The rules also address training requirements for school resource officers and school leaders. Those officers who fail to complete training requirements will be unable to serve in the role until the training is completed.

Additionally the rules call for communication systems, and they set reporting requirements on threats.

VOUCHERS

The board approved emergency rules that establish a process for distributing state funding to the private and parochial schools that are participating in the new Educational Freedom Account voucher program.

The emergency rules will be used until a nearly identical set of draft permanent rules are put out for public review and possibly revised.

Ultimately, rules on the payment process will be incorporated into still pending draft rules for carrying out the entire Educational Freedom Account program.

The voucher program is part of the Arkansas LEARNS Act, or Act 237 of 2023, that Gov. Sarah Huckabee Sanders introduced as a way to remake public education in the state.

The Educational Freedom Accounts will provide up to $6,672 or $7,413 in state funding for private school costs this year.

Students eligible for the higher dollar amount are those who participated last school year in a smaller, publicly funded voucher system primarily for students with special education needs. That now-defunct Succeed Scholarship Program has been absorbed by the Educational Freedom Accounts program that is being phased in over three years.

The Arkansas Elementary and Secondary Education Division in a Sept. 30 report to lawmakers projected the cost of the accounts to be $32.5 million for this school year.

The new emergency rules state: “The department shall make four equal payments in quarterly installments from the participating student’s educational freedom account to the participating school or service provider.”

The rules direct that a third-party payment organization set up accounts for the students who have been approved for the program.

The rules also call for families to verify their expenses and submit requests for funding to the third-party vendor ClassWallet.

The third-party payment organization will distribute the state payment to the private schools or service providers, following review and approval of the expense requests by the state Education Department.

As of Sept. 20, a total of 4,795 students were using the new Educational Freedom Accounts to offset their tuition and other costs at 94 private and parochial schools approved to accept the state-funded vouchers. Additional students were in different stages of applying, and some had been disapproved.

Student eligibility criteria expand for next year, and in 2025-2026 any student can apply for the vouchers.

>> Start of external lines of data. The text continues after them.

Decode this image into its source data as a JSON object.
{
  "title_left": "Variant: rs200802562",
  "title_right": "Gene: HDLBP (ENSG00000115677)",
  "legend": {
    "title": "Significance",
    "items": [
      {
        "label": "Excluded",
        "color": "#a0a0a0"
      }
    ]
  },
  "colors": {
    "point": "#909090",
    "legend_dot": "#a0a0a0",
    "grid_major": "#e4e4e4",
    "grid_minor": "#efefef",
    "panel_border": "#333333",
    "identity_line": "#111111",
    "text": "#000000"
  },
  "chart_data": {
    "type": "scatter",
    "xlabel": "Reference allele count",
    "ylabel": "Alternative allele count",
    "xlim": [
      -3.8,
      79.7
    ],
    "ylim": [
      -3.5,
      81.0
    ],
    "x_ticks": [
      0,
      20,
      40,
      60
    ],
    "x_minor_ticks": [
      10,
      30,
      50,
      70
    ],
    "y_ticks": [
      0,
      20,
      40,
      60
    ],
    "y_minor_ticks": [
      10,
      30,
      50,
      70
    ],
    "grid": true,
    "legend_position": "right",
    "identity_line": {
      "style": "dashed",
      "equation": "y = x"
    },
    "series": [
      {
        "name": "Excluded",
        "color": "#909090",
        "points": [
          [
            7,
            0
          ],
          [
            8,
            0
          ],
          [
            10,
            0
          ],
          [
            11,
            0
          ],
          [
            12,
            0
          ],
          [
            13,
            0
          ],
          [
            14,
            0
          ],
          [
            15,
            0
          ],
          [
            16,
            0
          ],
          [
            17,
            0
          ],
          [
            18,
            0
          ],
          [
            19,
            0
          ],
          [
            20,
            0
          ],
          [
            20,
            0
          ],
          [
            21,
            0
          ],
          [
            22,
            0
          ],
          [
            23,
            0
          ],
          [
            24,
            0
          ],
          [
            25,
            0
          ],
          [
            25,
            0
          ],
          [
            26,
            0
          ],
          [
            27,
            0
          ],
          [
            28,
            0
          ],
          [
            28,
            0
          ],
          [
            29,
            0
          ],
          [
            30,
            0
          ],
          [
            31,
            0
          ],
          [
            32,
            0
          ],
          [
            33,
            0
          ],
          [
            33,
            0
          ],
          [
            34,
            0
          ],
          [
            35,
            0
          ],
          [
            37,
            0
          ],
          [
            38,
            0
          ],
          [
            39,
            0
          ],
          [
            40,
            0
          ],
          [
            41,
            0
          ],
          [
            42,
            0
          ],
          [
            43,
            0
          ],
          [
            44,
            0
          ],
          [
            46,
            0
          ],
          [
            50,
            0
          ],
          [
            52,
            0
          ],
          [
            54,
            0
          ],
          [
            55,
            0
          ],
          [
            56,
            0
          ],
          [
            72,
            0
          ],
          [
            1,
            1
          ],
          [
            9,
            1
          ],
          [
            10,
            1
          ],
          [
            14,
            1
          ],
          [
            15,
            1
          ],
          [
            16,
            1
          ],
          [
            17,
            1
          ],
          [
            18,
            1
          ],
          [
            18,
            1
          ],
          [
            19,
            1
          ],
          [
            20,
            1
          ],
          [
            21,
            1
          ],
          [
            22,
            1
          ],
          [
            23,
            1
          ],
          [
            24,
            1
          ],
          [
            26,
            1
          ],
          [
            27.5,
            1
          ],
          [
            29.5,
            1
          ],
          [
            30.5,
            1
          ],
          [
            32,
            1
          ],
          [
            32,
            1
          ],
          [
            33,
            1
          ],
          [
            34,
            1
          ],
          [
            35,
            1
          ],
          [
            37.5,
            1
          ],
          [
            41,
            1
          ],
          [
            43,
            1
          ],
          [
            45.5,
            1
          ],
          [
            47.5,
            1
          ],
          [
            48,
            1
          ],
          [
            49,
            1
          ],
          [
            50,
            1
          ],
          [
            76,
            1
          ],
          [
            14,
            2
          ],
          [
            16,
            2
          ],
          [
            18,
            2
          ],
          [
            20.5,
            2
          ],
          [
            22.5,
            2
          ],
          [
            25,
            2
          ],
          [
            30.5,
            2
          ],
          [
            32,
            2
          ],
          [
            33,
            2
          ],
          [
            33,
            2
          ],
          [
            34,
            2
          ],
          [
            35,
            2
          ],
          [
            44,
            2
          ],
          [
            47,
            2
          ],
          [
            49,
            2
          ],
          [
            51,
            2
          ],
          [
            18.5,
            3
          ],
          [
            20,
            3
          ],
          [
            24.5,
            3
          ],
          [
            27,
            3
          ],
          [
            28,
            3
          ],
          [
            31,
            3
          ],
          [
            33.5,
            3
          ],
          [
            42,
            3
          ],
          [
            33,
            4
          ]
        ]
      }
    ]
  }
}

School safety grants are being provided by the state to school districts to help the districts carry out the recommendations of the Arkansas School Safety Commission and the LEARNS Act.

CHARTER SCHOOLS

The Education Board on Friday approved without discussion two new open-enrollment charter schools: Pinecrest Preparatory Academy in Fayetteville and the Civica Career and Collegiate Academy in Bentonville.

Plans for both schools had been reviewed and recommended to the state Education Board by the state’s Charter Authorizing Panel.

The Pinecrest academy is being planned for as many as 2,000 kindergarten through 12th-graders by 2028-2029. The Arkansas school would be part of a network of 26 charters schools serving 18,000 students in Florida, Nevada and Idaho.

The sponsoring organization is Pinecrest Academy Arkansas, and Carlos Alvarez is the primary contact for the school.

The Civica Career and Collegiate Academy will serve up to 2,550 in kindergarten through 12th-grades.

School plans call for a college preparatory program with an emphasis on preparing for careers. Potential career focuses include health science, business and marketing, economics and international studies, computer sciences and early childhood educators.

The proposed Arkansas charter campus would have sister campuses in Hialeah, Fla., Milliken, Colo., and Las Vegas.

The sponsoring entity is Civica Educational Foundation Inc., and Alvarez is again the contact.